Consider temperature. An individual atom has no temperature. Stick a bunch of atoms near one another and let them do natural atomy things though and suddenly this idea of temperature emerges. Note that an individual atom does not have an intrinsic very small amount of temperatureness that adds together with other tiny amounts of temperatureness to become a perceptible/ measureable amount of temperature when atoms get together for a pow-wow. (or should it be a 'pow-pow'?) Temperature simply does not exist before they get together and after they do, it does.  This is called an epiphenomenon.  Or an emergent phenomenon.

Science posits implicitly (and often explicitly) that consciousness is an epiphenomenon. That everything we perceive as consciousness is brought about as a set of emergent phenomena whenever the exactly correct arrangement of matter energy space and time comes about. I have derided this idea in the past as the spontaneous combustion of mud. I was quite happy deriding it. I did not, do not and never will like the idea of being the cumulative deterministic effect of the stochastic fluctuations of myriad interacting disturbances in the subetheral grid (particles banging into one another) I do not want my dreads and dreams to be the result of particles colliding in such a way against other particles who have collided with them in such a way because other particles have collided with them in such another way in the past because of some uncaused original banginess.

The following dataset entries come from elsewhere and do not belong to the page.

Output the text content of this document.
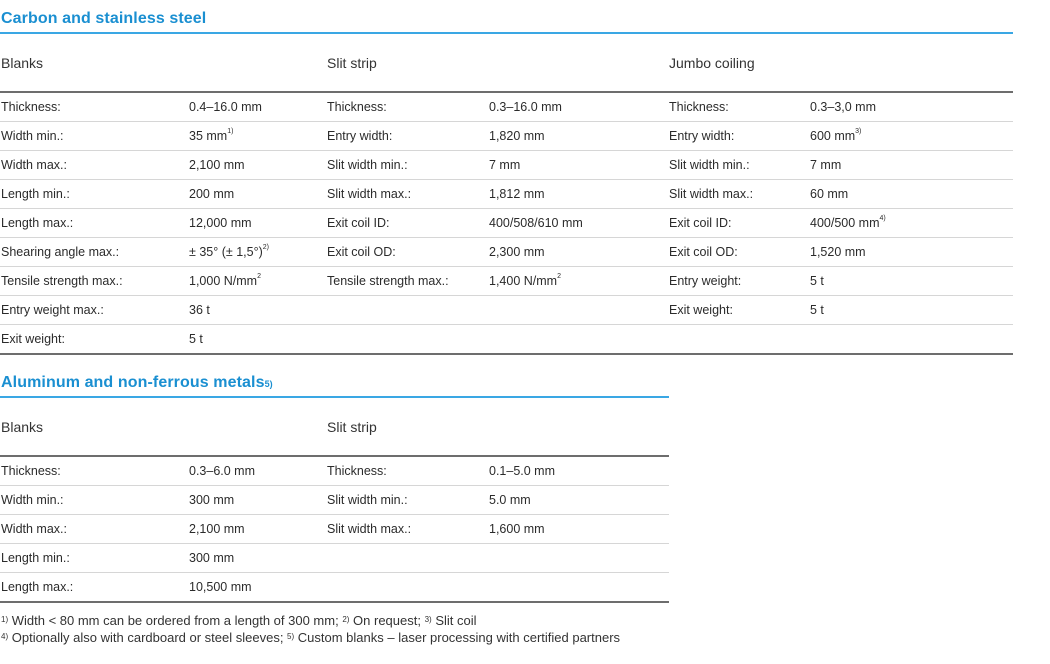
Carbon and stainless steel
Blanks		Slit strip		Jumbo coiling	
Thickness:	0.4–16.0 mm	Thickness:	0.3–16.0 mm	Thickness:	0.3–3,0 mm
Width min.:	35 $mm^{1)}$	Entry width:	1,820 mm	Entry width:	600 $mm^{3)}$
Width max.:	2,100 mm	Slit width min.:	7 mm	Slit width min.:	7 mm
Length min.:	200 mm	Slit width max.:	1,812 mm	Slit width max.:	60 mm
Length max.:	12,000 mm	Exit coil ID:	400/508/610 mm	Exit coil ID:	400/500 $mm^{4)}$
Shearing angle max.:	± 35° (± 1,5°)$^{2)}$	Exit coil OD:	2,300 mm	Exit coil OD:	1,520 mm
Tensile strength max.:	1,000 $N/mm^2$	Tensile strength max.:	1,400 $N/mm^2$	Entry weight:	5 t
Entry weight max.:	36 t			Exit weight:	5 t
Exit weight:	5 t				
Aluminum and non-ferrous metals$^{5)}$
Blanks		Slit strip	
Thickness:	0.3–6.0 mm	Thickness:	0.1–5.0 mm
Width min.:	300 mm	Slit width min.:	5.0 mm
Width max.:	2,100 mm	Slit width max.:	1,600 mm
Length min.:	300 mm		
Length max.:	10,500 mm		
$^{1)}$ Width < 80 mm can be ordered from a length of 300 mm; $^{2)}$ On request; $^{3)}$ Slit coil
$^{4)}$ Optionally also with cardboard or steel sleeves; $^{5)}$ Custom blanks – laser processing with certified partners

Besides the fact that this mechanistic, deterministic point of view has all sorts of problems with regard to free will and the nature of responsibility etc and so on, ad nauseum.  I honestly just find it to be icky. It completely fails to grant the proper respect  to the care and feeding of my delusions of grandeur.

So while I acknowledge it as a possibility, I will point out that it is only a hypothesis and continue to feverently root against it. I offer the following as arguments supporting my position that consciousness is something special and quintessential and not reducible to an endless chain of head-banging particles:

The Floor

The floor is something we must fight against.
Whilst seemingly mere platform for the human
stance, it is that place that men fall to.

I am not dizzy. I stand as a tower, a lighthouse;
the pale ray of my sentiency flowing from my face.
But should I go dizzy I crash down into the floor;
my face into the floor, my attention bleeding into
the cracks of the floor.

Dear horizontal place, I do not wish to be a rug.
Do not pull at the difficult head, this teetering
bulb of dread and dream . . .

-Russel Edson

and

Sonnet to Science

Science! true daughter of Old Time thou art!
Who alterest all things with thy peering eyes.
Why preyest thou thus upon the poet's heart,
Vulture, whose wings are dull realities?
How should he love thee? or how deem thee wise?
Who wouldst not leave him in his wandering
To seek for treasure in the jewelled skies,
Albeit he soared with an undaunted wing?
Hast thou not dragged Diana from her car?
And driven the Hamadryad from the wood
To seek a shelter in some happier star?
Hast thou not torn the Naiad from her flood,
The Elfin from the green grass, and from me
The summer dream beneath the tamarind tree?

-Edgar Allan Poe

and

When I Heard the Learn'd Astronomer

When I heard the learn'd astronomer;
When the proofs, the figures, were ranged in columns
before me;
When I was shown the charts and the diagrams, to add, divide,
and measure them
When I, sitting, heard the astronomer, where he lectured
with much applause in the lecture-room,
How soon, unaccountable, I became tired and sick;
Till rising and gliding out, I wander'd off by myself,
In the mystical moist night-air, and from time to time,
Look'd up in perfect silence at the stars.